26.      Hoewel in de prejudiciële vraag de woorden „kennelijk discriminerende” worden gebruikt, wordt nergens in de rechtspraak van het Hof met betrekking tot artikel 110 VWEU gesteld dat dit artikel slechts wordt geschonden indien de discriminatie „kennelijk” is. Enkel moet worden nagegaan of er sprake is van discriminatie. Ook het woord „kennelijk” moet bijgevolg bij de beantwoording van de prejudiciële vraag buiten beschouwing worden gelaten.

27.      Bovendien blijkt uit de verwijzingsbeslissing geenszins dat de heffing op tweedehands auto’s die zijn verworven in een andere lidstaat dan Roemenië een zijdelingse bescherming ten gunste van andere producten dan motorvoertuigen biedt. Enkel wanneer er sprake is van een binnenlandse heffing die een dergelijke bescherming biedt, is artikel 110, tweede alinea, VWEU van toepassing.(11) Het is bijgevolg duidelijk dat de eerste alinea van dit artikel relevant is voor het hoofdgeding.

28.      De verwijzende rechter wenst bijgevolg te vernemen of artikel 110, eerste alinea, VWEU in de weg staat aan nationale regelgeving waarbij een nieuwe heffing wordt ingevoerd op de eerste registratie van tweedehands motorvoertuigen uit een andere lidstaat, terwijl gelijkwaardige voertuigen die zich reeds op de nationale markt bevonden vóór de invoering van de heffing, niet aan de heffing zijn onderworpen.

29.      Hiervan uitgaand, zal ik thans de vraag bespreken.

 Analyse

 Werkingssfeer van artikel 110 VWEU

30.      Artikel 110 VWEU beoogt het vrije verkeer van goederen tussen lidstaten onder normale mededingingsvoorwaarden te verzekeren door elke vorm van bescherming te verbieden die het gevolg kan zijn van de toepassing van binnenlandse belastingen die discriminerend zijn ten opzichte van uit andere lidstaten afkomstige producten.(12) Het Hof heeft geoordeeld dat dit artikel ruim moet worden uitgelegd, zodat alle fiscale regelingen die al dan niet rechtstreeks inbreuk kunnen maken op de gelijkheid van behandeling van nationale en ingevoerde producten eronder vallen. Het in dit artikel geformuleerde verbod geldt derhalve voor alle heffingen waardoor de invoer van producten van oorsprong uit andere lidstaten kan worden belemmerd ten gunste van nationale producten of op de binnenlandse markt beschikbare goederen.(13)

31.      Het is vaste rechtspraak van het Hof dat artikel 110 VWEU rechtstreekse werking heeft.(14)
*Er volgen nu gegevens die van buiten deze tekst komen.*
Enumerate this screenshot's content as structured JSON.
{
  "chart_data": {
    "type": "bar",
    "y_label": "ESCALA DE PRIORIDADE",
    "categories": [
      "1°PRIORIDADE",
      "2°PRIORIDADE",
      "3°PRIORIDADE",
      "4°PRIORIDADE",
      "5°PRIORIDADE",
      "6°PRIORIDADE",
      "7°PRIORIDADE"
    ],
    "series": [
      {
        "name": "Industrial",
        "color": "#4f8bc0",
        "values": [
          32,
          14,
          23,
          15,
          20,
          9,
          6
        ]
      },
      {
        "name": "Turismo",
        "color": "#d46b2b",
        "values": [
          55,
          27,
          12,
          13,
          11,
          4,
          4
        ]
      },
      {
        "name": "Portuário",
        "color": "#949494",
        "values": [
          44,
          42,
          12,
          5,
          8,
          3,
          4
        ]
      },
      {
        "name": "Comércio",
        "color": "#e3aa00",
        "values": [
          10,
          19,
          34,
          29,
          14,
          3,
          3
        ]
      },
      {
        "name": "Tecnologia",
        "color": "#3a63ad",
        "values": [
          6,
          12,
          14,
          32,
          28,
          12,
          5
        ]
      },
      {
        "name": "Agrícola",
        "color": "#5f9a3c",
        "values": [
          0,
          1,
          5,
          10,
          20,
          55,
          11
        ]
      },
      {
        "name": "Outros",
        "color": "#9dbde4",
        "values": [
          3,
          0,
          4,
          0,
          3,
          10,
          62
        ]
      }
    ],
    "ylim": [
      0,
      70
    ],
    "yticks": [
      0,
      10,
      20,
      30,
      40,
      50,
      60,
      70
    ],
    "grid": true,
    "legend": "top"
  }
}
32.      Artikel 110 VWEU heeft niet ten doel een bijzonder stelsel van binnenlandse heffingen op te leggen aan de lidstaten, die een aanzienlijke mate van vrijheid en autonomie behouden aangaande de inning van heffingen en rechten en het heffingstarief. Artikel 110 VWEU verbiedt een binnenlandse belasting die al dan niet rechtstreeks ingevoerde producten discrimineert ten opzichte van binnenlandse producten.

33.      De bepaling is niet noodzakelijk omdat zij de stelsels van binnenlandse heffingen van de lidstaten op een of andere manier beoogt te harmoniseren, maar wel omdat zonder deze bepaling, de artikelen 28 tot en met 30 VWEU hun betekenis zouden verliezen. Indien elke lidstaat vrij was om een discriminerende heffing op ingevoerde producten op te leggen zodra zij zich op zijn grondgebied bevinden, zou het gemakkelijk zijn om de regels te omzeilen die verbieden om rechten op te leggen als gevolg van de overschrijding van een binnengrens door deze producten.

 Rechtspraak van het Hof inzake ingevoerde tweedehands motorvoertuigen

34.      Uit de rechtspraak van het Hof blijkt overduidelijk dat de non‑discriminatiebepalingen van artikel 110 VWEU van toepassing kunnen zijn op tweedehands auto’s die worden ingevoerd in een lidstaat waar door de betrokken heffing de invoer van deze voertuigen minder aantrekkelijk wordt dan de aankoop van een nationaal product. Het is ook duidelijk dat niet alle binnenlandse heffingen of rechten waardoor de prijs van ingevoerde tweedehands auto’s stijgt, in strijd zijn met dit artikel.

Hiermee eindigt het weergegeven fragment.